Libri
6:56 pm, 11 Luglio 23 calendario

Grazia Lops: «Parto di cuore per cancellare i pregiudizi sulle adozioni»

Di: Patrizia Pertuso
condividi

LIBRI Grazia Lops ha 51 anni. È nata e vive ad Andria, in Puglia, con suo marito con il quale è sposata da 18 anni. È una commercialista e consulente del lavoro che suona il pianoforte, adora Mozart e passa molto tempo a leggere e a scrivere. Dalla sua penna – e soprattutto dalla sua vita – è nato Parto di cuore – Dall’Etiopia alle Filippine: il miracolo dell’adozione internazionale, uscito lo scorso 26 giugno (edito da Tau).

Il suo primo libro, 150 pagine di vita vissuta, racconta la sua esperienza con Isabel Tsegereda, 11 anni il 9 agosto, e Jacob, che di anni ne compirà 9 il 20 ottobre. La prima viene dall’Etiopia («La costruzione del nome ha un senso – spiega subito l’autrice -, la nonna si chiama Isabella e se avessi avuto una “figlia fatta in casa” l’avrei chiamata così; Tsegereda significa “rosa” in etiope ed è un nome molto bello, è il suo nome»), il secondo dalle Filippine. Sono i suoi figli. E guai a parlarne come di “figli adottivi”. Spiega tutto nel libro che oltre ad un’esperienza personale è un j’accuse contro stereotipi, tabù e pregiudizi sull’adozione.

Signora Lops, iniziamo dal titolo: “Parto di cuore”…
«È un libro nato da un percorso particolare: lo considero quasi il mio terzo figlio, quello che mi ha condotto ai miei due cuoricini, Isabel Tsegereda e Jacob. È un viaggio pieno di emozioni che nasce come un diario indirizzato ai miei figli e alla mia famiglia: Tsege sta con me da 10 anni e Jacob da oltre 5. Ho iniziato a scriverlo oltre 10 anni fa come promemoria. Era pronto già 4 anni fa, ma non ho trovato una casa editrice che lo pubblicasse. Mi è piaciuto mettere nel titolo la parola “parto” nel suo doppio significato di “partire” e “partorire” per esprimere il mio desiderio di essere mamma. Io sono partita da e con il mio cuore per partorire il mio più grande desiderio, quello di diventare madre».

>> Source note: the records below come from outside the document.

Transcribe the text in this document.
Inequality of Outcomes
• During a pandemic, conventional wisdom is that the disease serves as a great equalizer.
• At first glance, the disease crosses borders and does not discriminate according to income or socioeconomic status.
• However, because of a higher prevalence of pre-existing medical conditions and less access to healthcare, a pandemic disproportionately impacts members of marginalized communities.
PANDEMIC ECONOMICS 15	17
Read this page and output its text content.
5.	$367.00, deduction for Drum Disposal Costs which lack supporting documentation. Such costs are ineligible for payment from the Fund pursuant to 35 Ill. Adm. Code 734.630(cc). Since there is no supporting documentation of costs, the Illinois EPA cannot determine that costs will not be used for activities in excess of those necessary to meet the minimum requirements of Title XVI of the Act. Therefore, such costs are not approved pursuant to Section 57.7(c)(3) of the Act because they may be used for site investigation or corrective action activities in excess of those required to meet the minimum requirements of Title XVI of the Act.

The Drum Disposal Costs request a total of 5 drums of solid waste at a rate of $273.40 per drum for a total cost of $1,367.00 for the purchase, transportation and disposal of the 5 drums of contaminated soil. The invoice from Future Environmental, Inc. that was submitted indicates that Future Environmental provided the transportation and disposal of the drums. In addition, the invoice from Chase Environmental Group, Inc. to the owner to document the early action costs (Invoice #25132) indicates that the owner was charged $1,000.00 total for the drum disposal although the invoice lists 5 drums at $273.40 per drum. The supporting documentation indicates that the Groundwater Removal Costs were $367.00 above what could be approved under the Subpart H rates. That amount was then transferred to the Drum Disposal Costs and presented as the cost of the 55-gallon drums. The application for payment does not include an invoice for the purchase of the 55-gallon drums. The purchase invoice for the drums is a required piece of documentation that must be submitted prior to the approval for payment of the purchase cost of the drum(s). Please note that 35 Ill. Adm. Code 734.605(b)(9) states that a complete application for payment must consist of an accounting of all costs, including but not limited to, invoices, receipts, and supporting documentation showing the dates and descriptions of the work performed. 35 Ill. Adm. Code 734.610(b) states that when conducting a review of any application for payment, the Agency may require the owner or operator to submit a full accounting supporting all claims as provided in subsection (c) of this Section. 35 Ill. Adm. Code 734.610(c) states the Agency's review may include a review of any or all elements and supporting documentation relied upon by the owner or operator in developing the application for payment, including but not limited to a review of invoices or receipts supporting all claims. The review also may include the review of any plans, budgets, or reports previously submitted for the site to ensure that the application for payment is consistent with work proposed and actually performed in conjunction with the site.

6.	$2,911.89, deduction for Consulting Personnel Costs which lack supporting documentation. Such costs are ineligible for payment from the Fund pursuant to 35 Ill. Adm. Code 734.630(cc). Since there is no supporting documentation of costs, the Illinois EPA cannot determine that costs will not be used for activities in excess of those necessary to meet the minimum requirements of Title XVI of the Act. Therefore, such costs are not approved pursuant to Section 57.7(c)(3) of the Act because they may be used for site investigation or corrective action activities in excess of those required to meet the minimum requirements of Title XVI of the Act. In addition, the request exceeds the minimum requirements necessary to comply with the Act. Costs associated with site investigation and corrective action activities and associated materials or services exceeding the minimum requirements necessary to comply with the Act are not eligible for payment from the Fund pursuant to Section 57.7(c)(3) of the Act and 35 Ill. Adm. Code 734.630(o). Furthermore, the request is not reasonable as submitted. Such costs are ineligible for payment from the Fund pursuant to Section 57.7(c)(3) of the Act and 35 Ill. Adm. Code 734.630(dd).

Come è avvenuto il passaggio dal diario al libro?
«Non è stata solo un’esigenza personale; mi ci hanno spinto alcune persone che mi chiedevano informazioni. Facendolo diventare un libro l’ho usato come mezzo per spiegare, prima di tutto, che l’adozione non è un ripiego. Ci ho messo molto prima di pubblicarlo. Avevo diversi timori: non è facile scrivere tutto quello che ho vissuto in un libro senza sapere a chi arriverà e chi lo leggerà. I bellissimi riscontri che mi stanno arrivando mi rassicurano; però, devo ammettere che l’idea che qualcuno, proprio adesso, mentre stiamo parlando, possa star leggendo il mio libro mi intimorisce ancora».

Nel libro lei parla di “PSL” che l’hanno indotta alla pubblicazione. Chi sono?
«Coloro che mi hanno dato la spinta decisiva verso la pubblicazione. I “PSL” sono i professori senza laurea che incontriamo nella vita: sono quelli che non sanno nulla, ma dettano legge dando pareri quasi giuridici: “questa cosa va fatta così”, sentenziano. Ho scritto quello che penso sulla famiglia, sulle adozioni e sui legami di sangue così non devo più ripetere le stesse cose ai tanti che incontro ogni giorno».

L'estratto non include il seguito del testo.